Occasionally, we encounter a bit of writing that gels a thought we previously had left murky and undefined. Montaigne did that for Eric Hoffer. In his story “Zetland: By a Character Witness,” Saul Bellow describes a young man (based on Isaac Rosenfeld) who abandons philosophy after reading Moby-Dick. My experience is a little less dramatic. The passage above comes from an essay Bryan Appleyard published in 2007, “Poetry and the English Imagination.” Bryan is thoughtful and prolific, and I wasn’t expecting him to realign my thinking, but suddenly I understood that English is the nation of poets, and that Englishness, more than the essence of any other nation, is largely defined by its poetry. At the time I wrote: “Try to imagine your emotional, sensory and intellectual lives without the gift of English poetry.” No doubt, some will find the thought offensive. As Bryan says, “We are a nation defined by and consisting of poets. To deny this is to deny England.” There is no rival.
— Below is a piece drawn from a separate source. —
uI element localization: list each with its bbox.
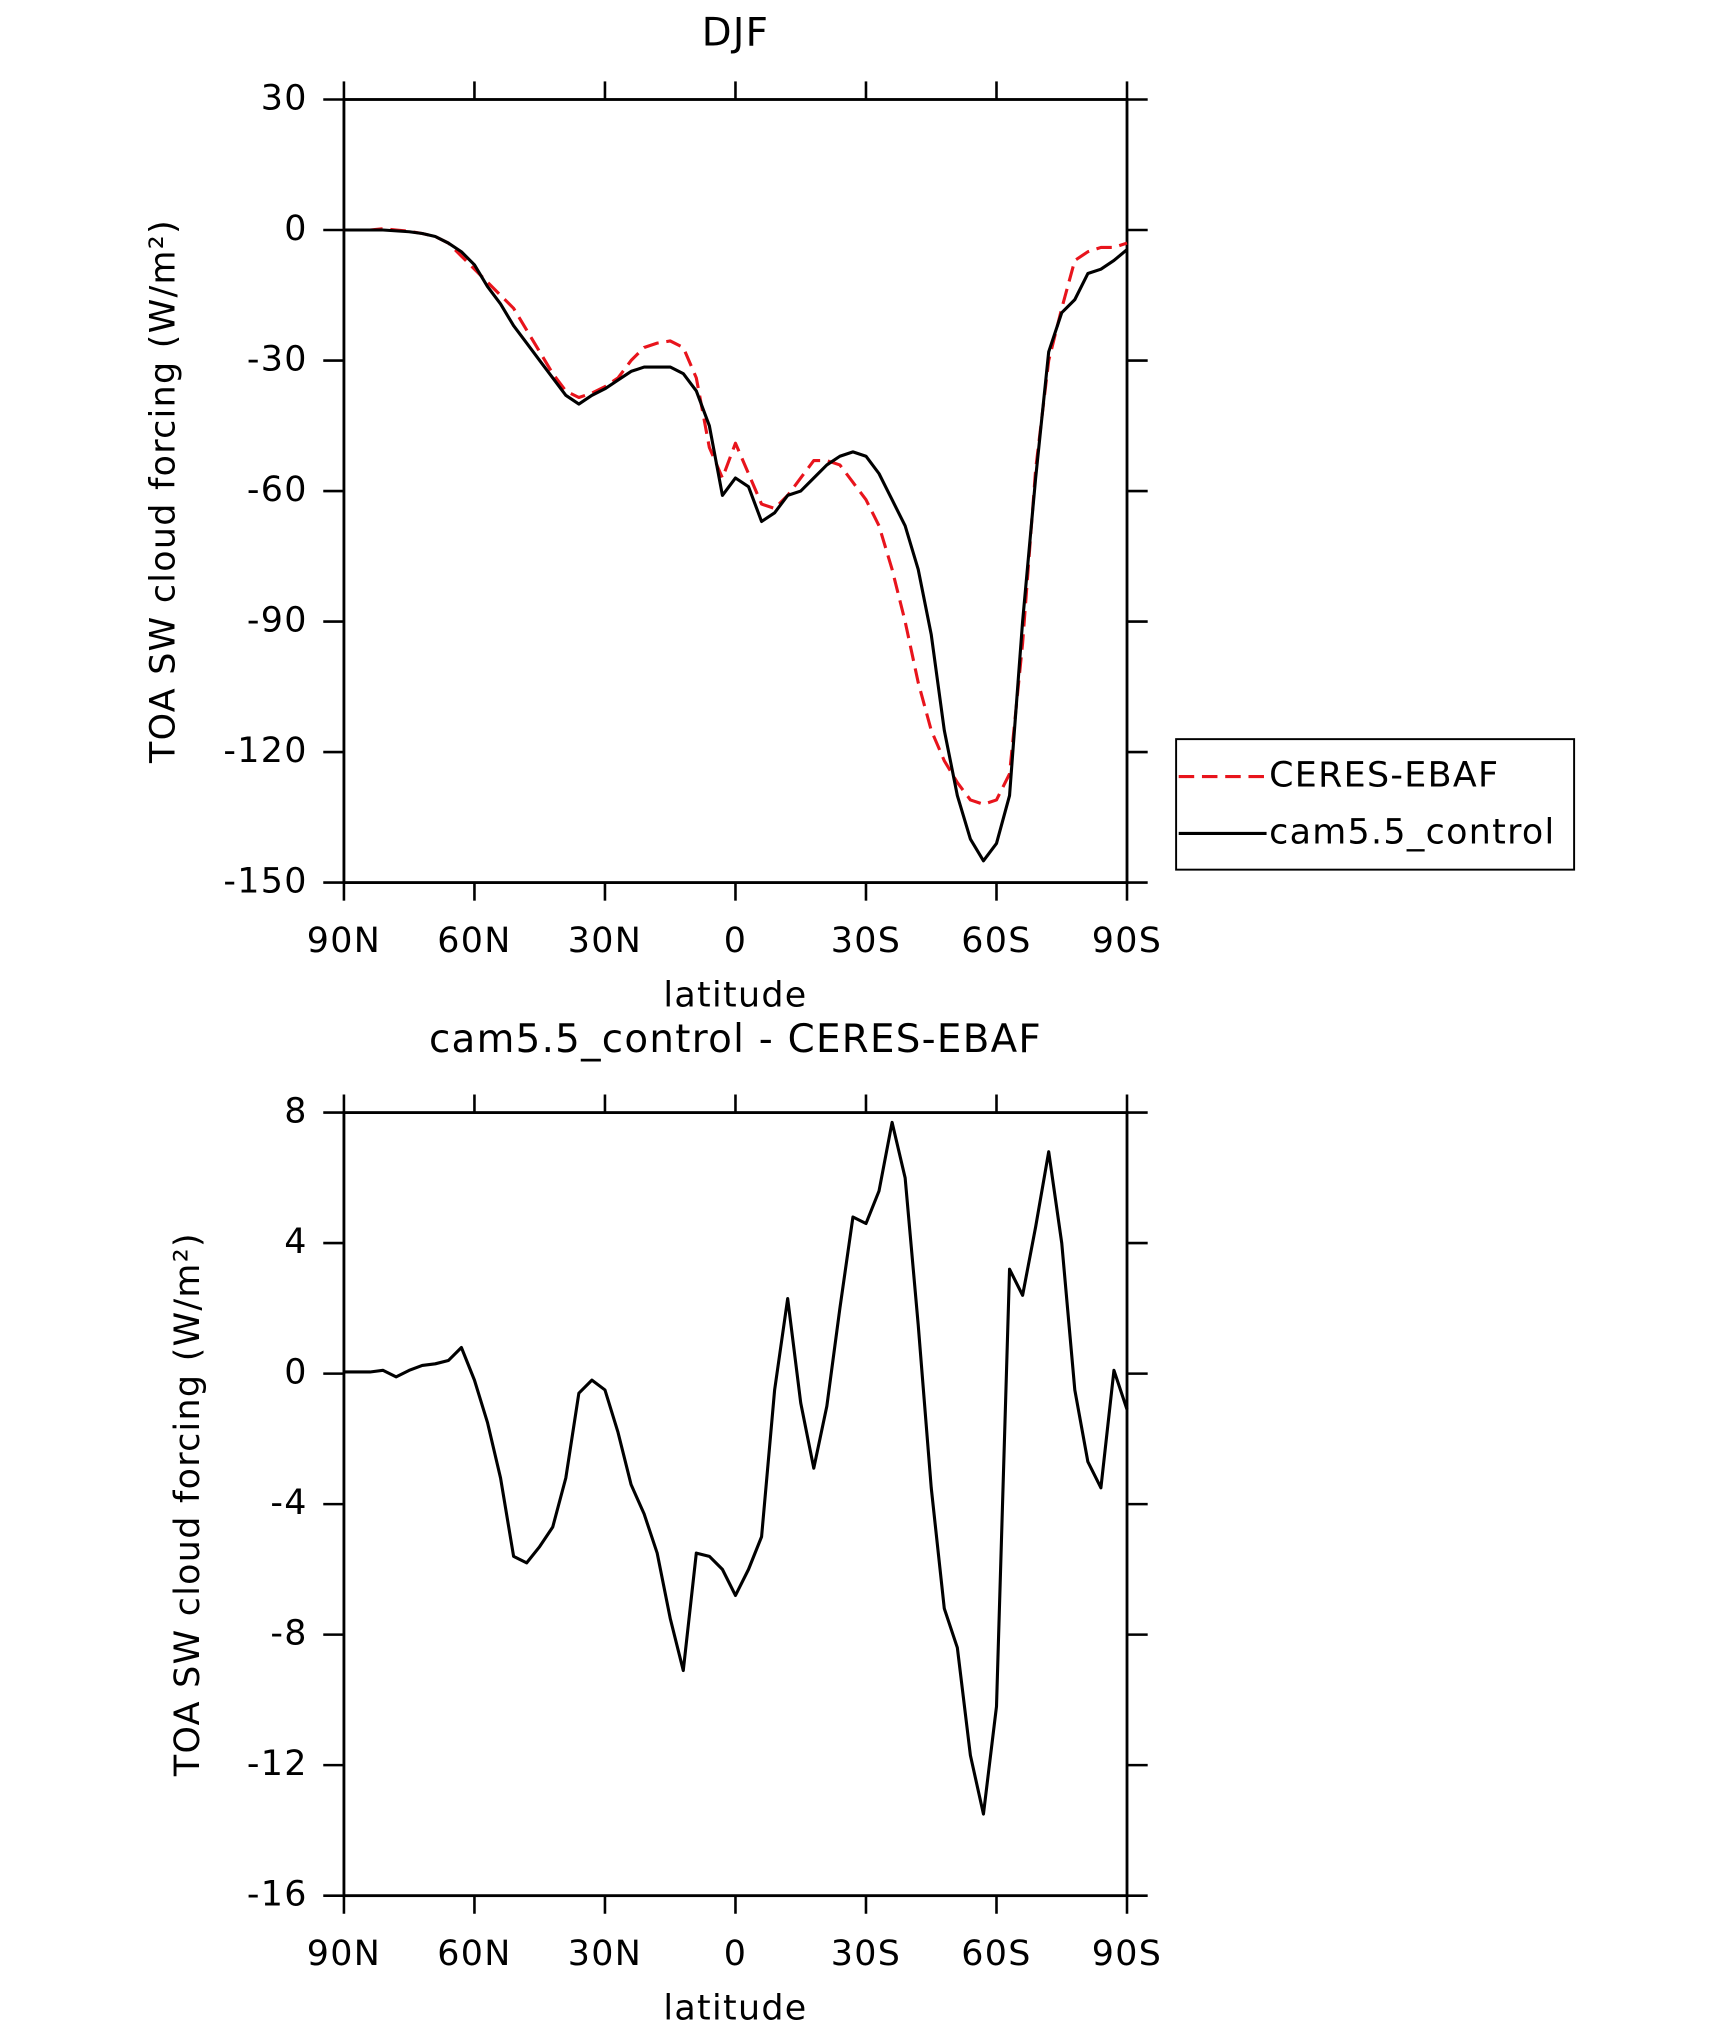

On his own, a reader sent me Bryan’s essay because, he said, “I thought you’d get a kick out of it.” He’s right, especially because I hadn’t read it in several years and because I had forgotten Bryan’s speculation as to why our cousins are poets:  

“But the truth, I suspect, is that it is the English language itself which made us poets. This is, of course, unprovable, not least because of the chicken and egg question – did the language make the English poets or did the English make the language poetic? But, if only subjectively, I think some kind of case can be made.”

For Bryan, the English line peters out after Auden. I can’t agree: Larkin and Hill, and down a notch, Stevie Smith and C.H. Sisson. But that’s quibbling. Yes, the Americans, for a brief spell, picked up the slack, but that tributary too has also run dry. Bryan’s fondness for Ashbery is an aberration we can forgive:    

“Nobody can understand England without some sense of her poetry. That means, of course, that very few now understand England. Perhaps that is the way it must be: “The roar of time plunging unchecked through the sluices / Of the days” (Ashbery) must sweep all away. But, though the signs are not good, English poetry is buried too deep in English soil ever to be quite eradicated; and so, like Hamlet, we must defy augury and send the brats home to learn at least a sonnet a night.”

2 comments:

Anonymous said...

An Englishman writing in English about the superiority of the English and their language over not just the rest of the Brits but about everyone else too. And they dare call the English parochial and insular!

Marly Youmans said...

"Yes, the Americans, for a brief spell, picked up the slack, but that tributary too has also run dry."

Well, that's fairly sweeping, isn't it? How can you possibly compass what has been done in the past decades? It is a Niagara of material. Admittedly, I find a terrific amount of poetry in plain style free verse that descends from prose, not poetry, and never pleases me.

How astonished the nineteenth century in this country would be to see Whitman and Dickinson as stars in the firmament of poetry.